Tuesday, August 14, 2012

Fareed Zakaria's Plagiarism Scandal

There are very, very few things that made more of a sad dent in my weekend than the news that Fareed Zakaria had possibly plagiarized a "New Yorker" article in his recent Gun Control column for TIME.

This is bad news.  Such bad news.

Zakaria has occupied a cherished place in my mind for years, somewhere between "professional role model" and "ultimate celebrity crush."  (The fact that I conflated those two things, even as a kid, says something about me, I realize.)  As a journalism student, I stood in line for hours to get him to autograph my copy of "Future of Freedom," and the moment when he asked me where I was from and I - hit by true inspiration -  replied, "Uh, Maryland" remains one of my fondest embarrassing memories.  Ha.

I read his column in "Newsweek" religiously all through high school, and admired what I saw as his spirit of inquiry and intellectual fearlessness.  This doesn't mean I always agreed with his stance on issues - as a student marching in Iraq War protests I notably didn't - but I liked that he looked at things in a way almost nobody else seemed to.

His reputation seemed unassailable.  In a world where (too) many leaders seem to rise to the top by shoveling as much blame as possible onto the heads of those below them, Zakaria seemed like that rarest individual: a successful person who had risen on his merits, who owned his own faults and who earned the respect of those around him.

Needless to say, nobody is that perfect, and some of the views bouncing around Facebook over the weekend seemed tinged with more than the necessary smugness and schadenfreude.  I'm going to steal someone else's idea here and point out that modern American society seems obsessed with the cult of youthful genius. We love to find these bright young things and then discard them when they show any sign that they might be capable of human weakness. That might explain some of the nastiness, not that it excuses the plagiarism.

It doesn't help that Zakaria's offense comes at a bad time for journalists, shortly after Jonah Lehrer's murky self-plagiarism and quote massaging "scandal."

I'm not trying to defend the indefensible.  One of my favorite commentaries on the issue comes from Eric Garland, who points out that our society tends to trust authority blindly, being incapable of critical thinking.  Ouch, but point.

At the same time, Garland confuses the issue because in the end, the blame for these particular lapses lies squarely with the individual authors.  It's a bit of a morality tale, really, about two extremely bright and talented people who were brought down by their own hubris, their belief that they were untouchable.

Garland also raises a more interesting point: "They have gone a step too far, instead of stealing ideas from other people – which happens all the time, probably a positive thing in an active culture – to stealing verbatim paragraphs." [emphasis mine]


On to that bit about stealing ideas.  Stealing ideas (and then evolving them) is really another name for the fundamental intellectual process by which society moves forward.  It's awful, and often people get cheated, but from a base utilitarian perspective the occasional theft of a great idea may be inevitable, even positive.

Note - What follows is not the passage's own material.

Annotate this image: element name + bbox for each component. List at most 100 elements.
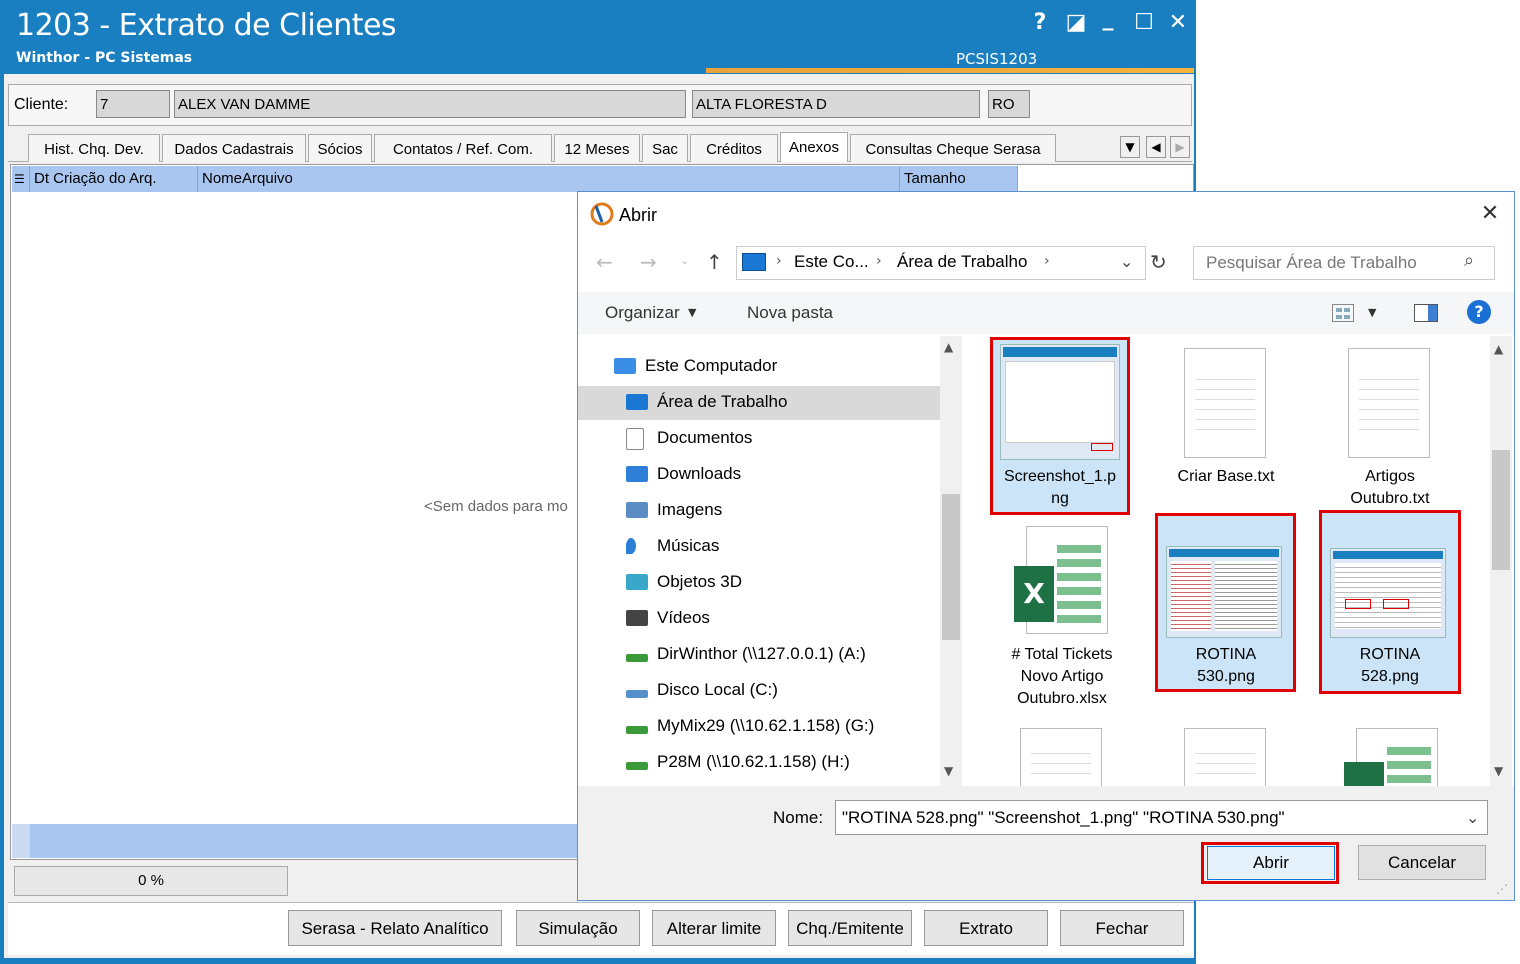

Unfortunately, ideas are also worth a lot of money, particuarly for public intellectuals.  This is where theft becomes a trickier notion.  You're not just taking someone's idea and running with it, you're profiting from it.  Suddenly the motive isn't intellectual expansion, it's money grubbing.  Now it's not debate, it's tawdry everyday stealing.  Ideas are worth something, which is why the notion of "intellectual property" evolved in the first place.

That said, I do think that what we consider "genius" is a more collective enterprise than any of us would like to admit or perhaps even recognize.  Isaac Newton - one of my favorite geniuses of all time and another one of my weird celebrity crushes (what a sparkling adolescence I had, you can only imagine) famously said "If I have seen further, it is because I stood on the shoulders of giants."  Interestingly, Newton himself adapted that quote from an idea first raised five centuries earlier by another philosopher.

(Of course, Zakaria didn't steal an idea - that would have been a very different charge.  Instead, he stole a particular arrangement of dates, nouns and adjectives - the paragraphs he lifted were basic and banal.  At best it was arrogant, at worst, sloppy.  If he was an inspiration to me earlier, he is all the more so now - in terms of what not to do.)